Biotech CFO Job Description for Startups: Milestone-Driven Finance and Grant Management

Glencoyne Editorial Team
The Glencoyne Editorial Team is composed of former finance operators who have managed multi-million-dollar budgets at high-growth startups, including companies backed by Y Combinator. With experience reporting directly to founders and boards in both the UK and the US, we have led finance functions through fundraising rounds, licensing agreements, and periods of rapid scaling.

Why Your Biotech Startup's CFO Is Not a SaaS CFO

Hiring your first senior finance leader is a critical step, but for a biotech startup, the stakes are uniquely high. Your financial narrative is not about monthly recurring revenue or customer acquisition costs.

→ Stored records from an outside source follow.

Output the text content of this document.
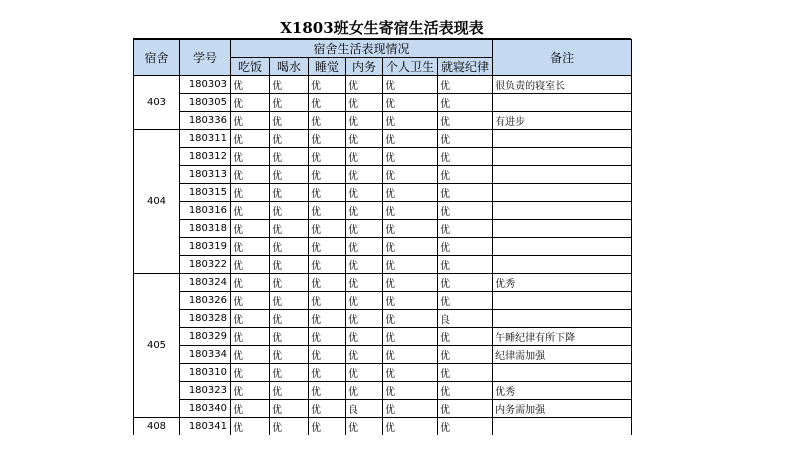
X1803班女生寄宿生活表现表
宿舍	学号	宿舍生活表现情况						备注
		吃饭	喝水	睡觉	内务	个人卫生	就寝纪律	
403	180303	优	优	优	优	优	优	很负责的寝室长
	180305	优	优	优	优	优	优	
	180336	优	优	优	优	优	优	有进步
404	180311	优	优	优	优	优	优	
	180312	优	优	优	优	优	优	
	180313	优	优	优	优	优	优	
	180315	优	优	优	优	优	优	
	180316	优	优	优	优	优	优	
	180318	优	优	优	优	优	优	
	180319	优	优	优	优	优	优	
	180322	优	优	优	优	优	优	
405	180324	优	优	优	优	优	优	优秀
	180326	优	优	优	优	优	优	
	180328	优	优	优	优	优	良	
	180329	优	优	优	优	优	优	午睡纪律有所下降
	180334	优	优	优	优	优	优	纪律需加强
	180310	优	优	优	优	优	优	
	180323	优	优	优	优	优	优	优秀
	180340	优	优	优	良	优	优	内务需加强
408	180341	优	优	优	优	优	优	
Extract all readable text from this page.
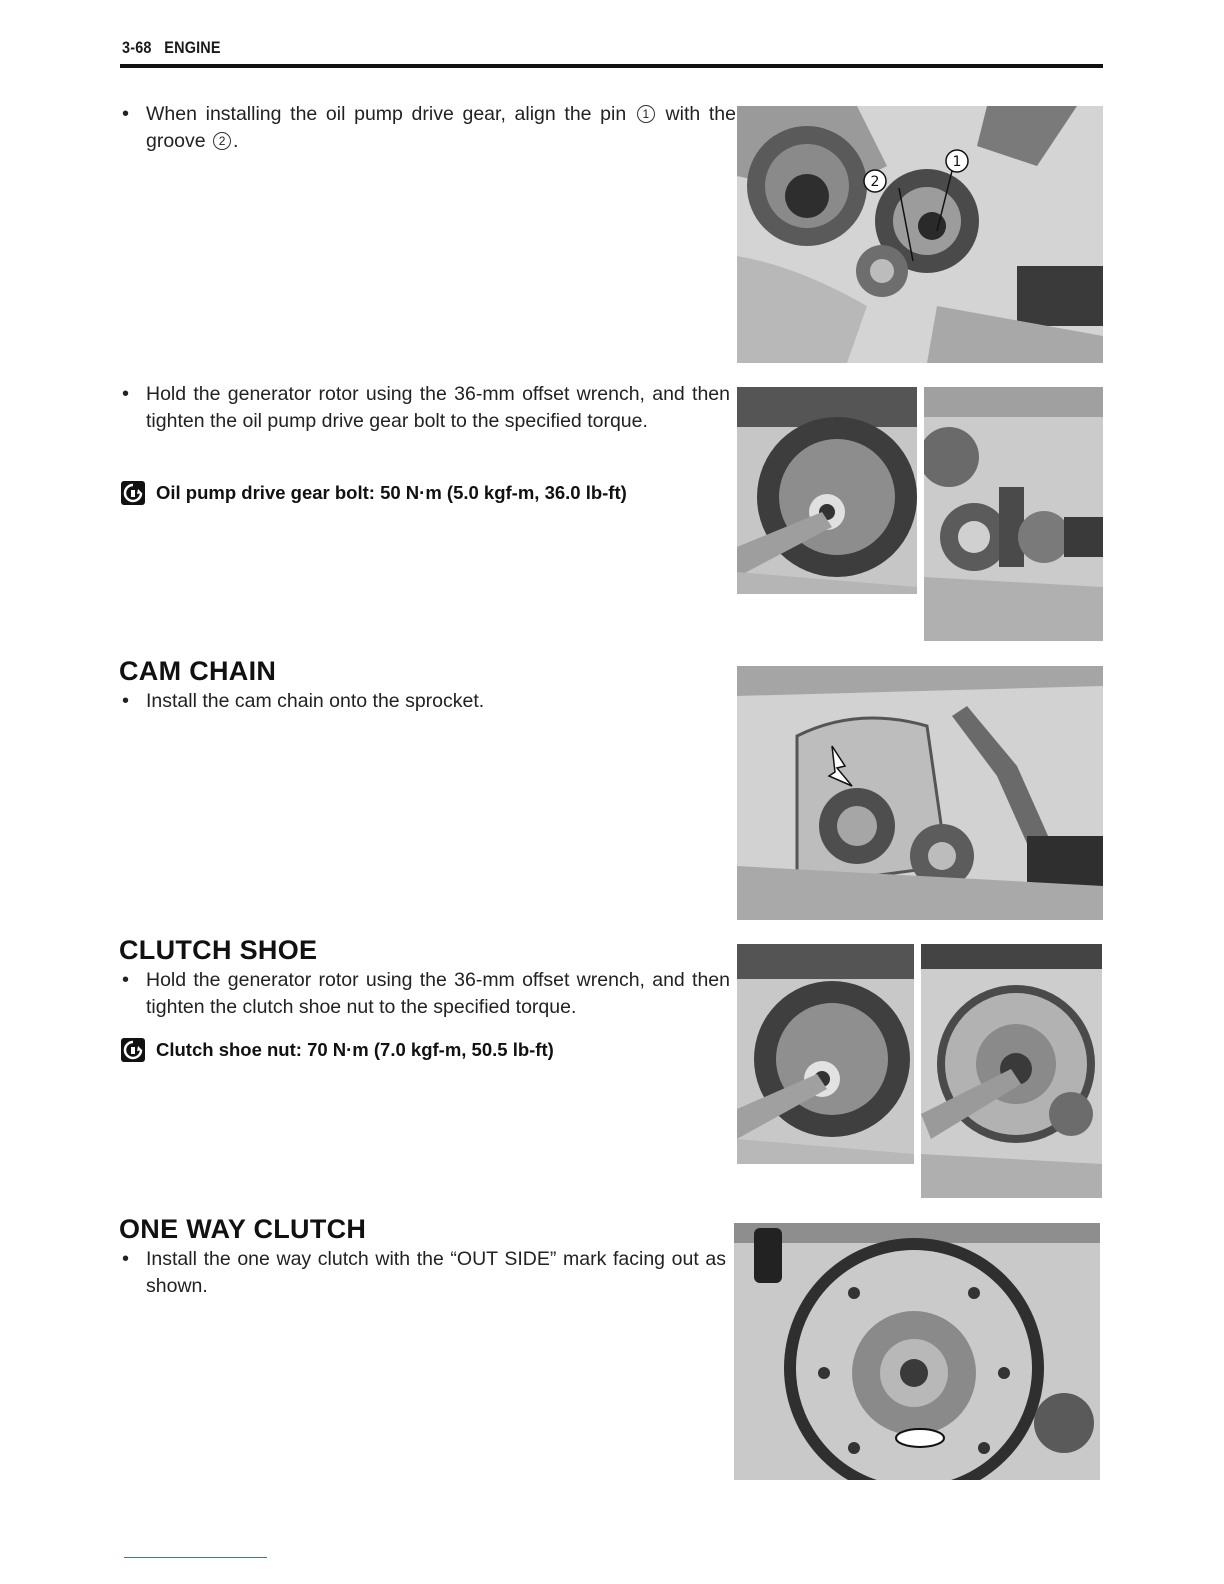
3-68 ENGINE
• When installing the oil pump drive gear, align the pin 1 with the groove 2 .
1
2
• Hold the generator rotor using the 36-mm offset wrench, and then tighten the oil pump drive gear bolt to the specified torque.
Oil pump drive gear bolt: 50 N·m (5.0 kgf-m, 36.0 lb-ft)
CAM CHAIN
• Install the cam chain onto the sprocket.
CLUTCH SHOE
• Hold the generator rotor using the 36-mm offset wrench, and then tighten the clutch shoe nut to the specified torque.
Clutch shoe nut: 70 N·m (7.0 kgf-m, 50.5 lb-ft)
ONE WAY CLUTCH
• Install the one way clutch with the “OUT SIDE” mark facing out as shown.
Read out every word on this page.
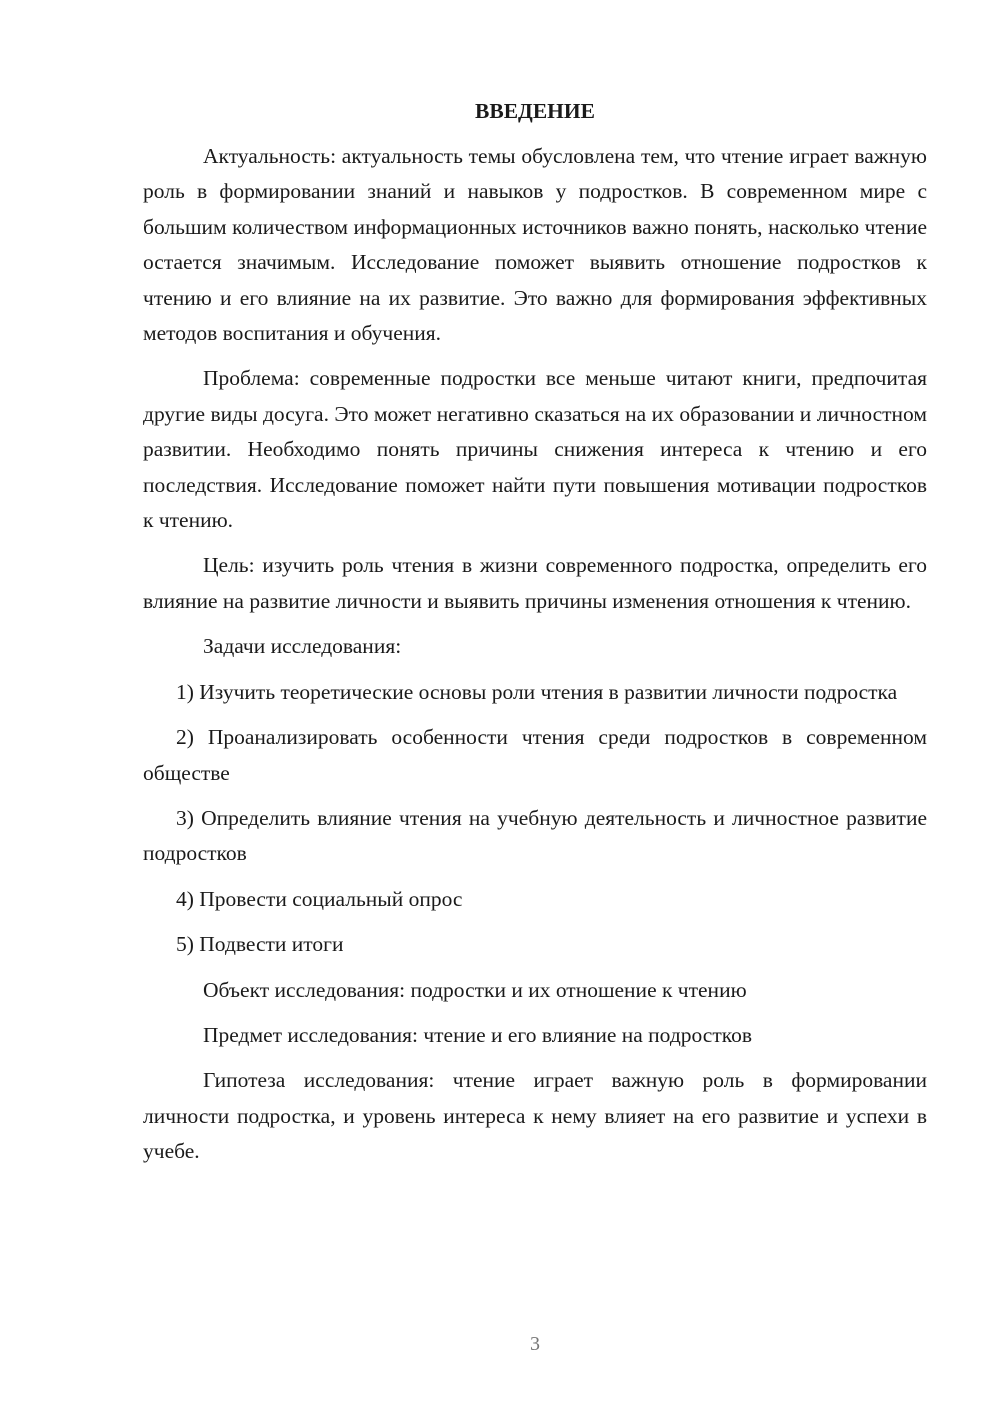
ВВЕДЕНИЕ

Актуальность: актуальность темы обусловлена тем, что чтение играет важную роль в формировании знаний и навыков у подростков. В современном мире с большим количеством информационных источников важно понять, насколько чтение остается значимым. Исследование поможет выявить отношение подростков к чтению и его влияние на их развитие. Это важно для формирования эффективных методов воспитания и обучения.

Проблема: современные подростки все меньше читают книги, предпочитая другие виды досуга. Это может негативно сказаться на их образовании и личностном развитии. Необходимо понять причины снижения интереса к чтению и его последствия. Исследование поможет найти пути повышения мотивации подростков к чтению.

Цель: изучить роль чтения в жизни современного подростка, определить его влияние на развитие личности и выявить причины изменения отношения к чтению.

Задачи исследования:

1) Изучить теоретические основы роли чтения в развитии личности подростка

2) Проанализировать особенности чтения среди подростков в современном обществе

3) Определить влияние чтения на учебную деятельность и личностное развитие подростков

4) Провести социальный опрос

5) Подвести итоги

Объект исследования: подростки и их отношение к чтению

Предмет исследования: чтение и его влияние на подростков

Гипотеза исследования: чтение играет важную роль в формировании личности подростка, и уровень интереса к нему влияет на его развитие и успехи в учебе.

3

It is about translating complex scientific progress into a credible story of value creation, all while managing a burn rate that can feel relentless. An exceptional SaaS CFO can fail in this environment because the fundamental drivers of the business, from R&D capitalization to fundraising, are entirely different. This guide provides a practical framework for defining the role and finding the right financial leader for your specific stage.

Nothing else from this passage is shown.